Now this is something which is impossible in Catholicism – or at least in a very limited way only possible there. It is impossible in Islam – Prof. Jeffery once told the faculty that every Islamic scholar who would try to do what he did with the text of the Koran, would be in danger; research into the original text of the Koran would imply historical criticism of the present text, and this is impossible in a legalistic religion. So if we are legalists with respect to the Bible, in terms of dictation, we fall back to the stage of religion which we find in Islam, and we have felt nothing of the Protestant freedom which we find in Luther.
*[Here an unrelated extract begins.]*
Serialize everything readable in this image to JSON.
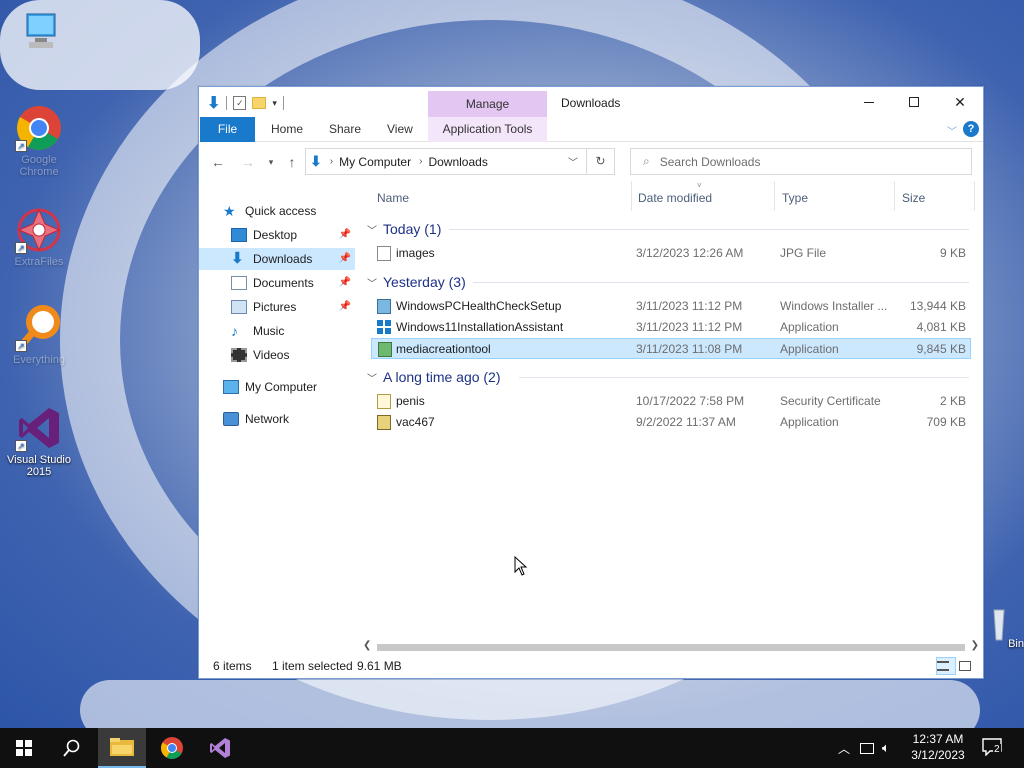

Now that is the main thing I wanted to say. There are many other problems. There is one with which you often probably deal when you discuss the relationship of systematic theology to the historical departments, especially to the Old and New Testament departments. There the question is: What has the biblical department to do with the systematic, and vice versa? And I don’t know that this is very often in your minds. Let me say one thing about it. Luther was able to interpret the ordinary text already in his translation, and then in his preaching and writings, generally, in such a way that he did not have to take refuge in a special pneumatic, let us say, or spiritual interpretation besides the philological interpretation. The ideal of a theological seminary – against which the historical departments are sinners as much as the systematic departments, including myself – would be to give biblical interpretations in such a way that the philological exactitude, including all that we call higher criticism, is combined with an existential application of the biblical text to the questions which we have to ask, and which are supposed to be answered in systematic theology. The separation into “experts” is a very unhealthy state of things – where the New Testament man tells me “I cannot discuss this problem with you because I am not an expert,” and I say – -which is always sinful – sometimes to an Old and New Testament colleague, “I cannot say that because I am not an expert in Old or New Testament.” And insofar as we all do it, we rally against the original meaning of Luther’s attempt to remove the allegoric interpretation and to return to a philological interpretation which is at the same time Spiritual.
So you see these problems are very actual ones, even today, and I think here the student body can do a good deal: you can simply not accept that from us, that we are “experts” and not theologians any more – only “experts.” Don’t accept that. Ask the biblical man about the existential meaning of what they give you, and the systematic theologian about the biblical foundation – in the real biblical texts, as they are philologically understood.